I discovered Diane DiPrima my junior year of college, and was fascinated by her overt artistic devotion to conjuring a poetics around revolution and social change. I didn't have my students read her last semester, but I'm planning to assign some of her poems around the time we read Marge Piercy and June Jordan. I will likely assign these poems: "Rant" "For Pigpen" "Three Laments" and several of the "Loba" poems. Also, the poem I'm reading here: "No Problem Party Poem." DiPrima is fantastic! Like Sylvia Plath and Anne Sexton, she writes about many taboo subjects, and in a way that throws convention into the fire. She's also known for writing stories about her life experience, including her most famous book, "Memoirs of a Beatnik."
Here is a quote from Diane DiPrima about the function of the poet in our world: "I think the poet is the last person who is still speaking the truth when no one else dares to. I think the poet is the first person to begin the shaping and visioning of the new forms and the new consciousness when no one else has begun to sense it; I think these are two of the most essential human functions."

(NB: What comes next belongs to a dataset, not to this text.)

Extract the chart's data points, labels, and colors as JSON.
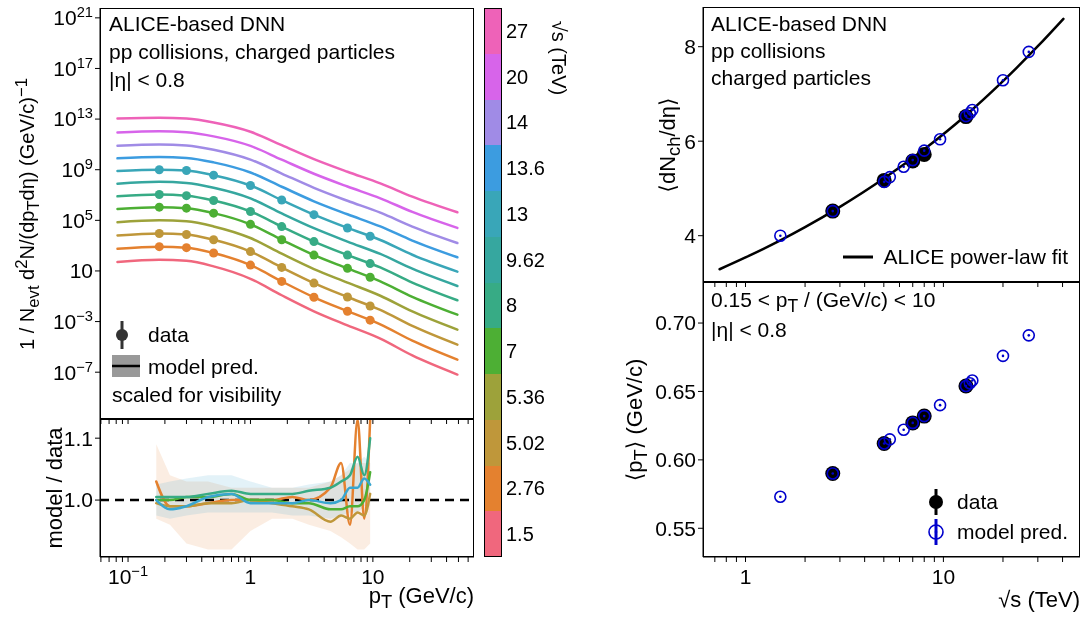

Nice. when I was 17 I was waiting on a greyhound bus in the middle of nowhere standing in some transfer junction I can't remember the name of now but I found a paper back book on the ground with the cover missing and so I sat down on my back pack and began to read. The book was Memoirs of a Beatnik.... my life has never been the same...lol, thanks for the memory.
shebschebella 10 months ago
I've always favored this, My Lover's Eyes Are Nothing Like The Sun, and RANT.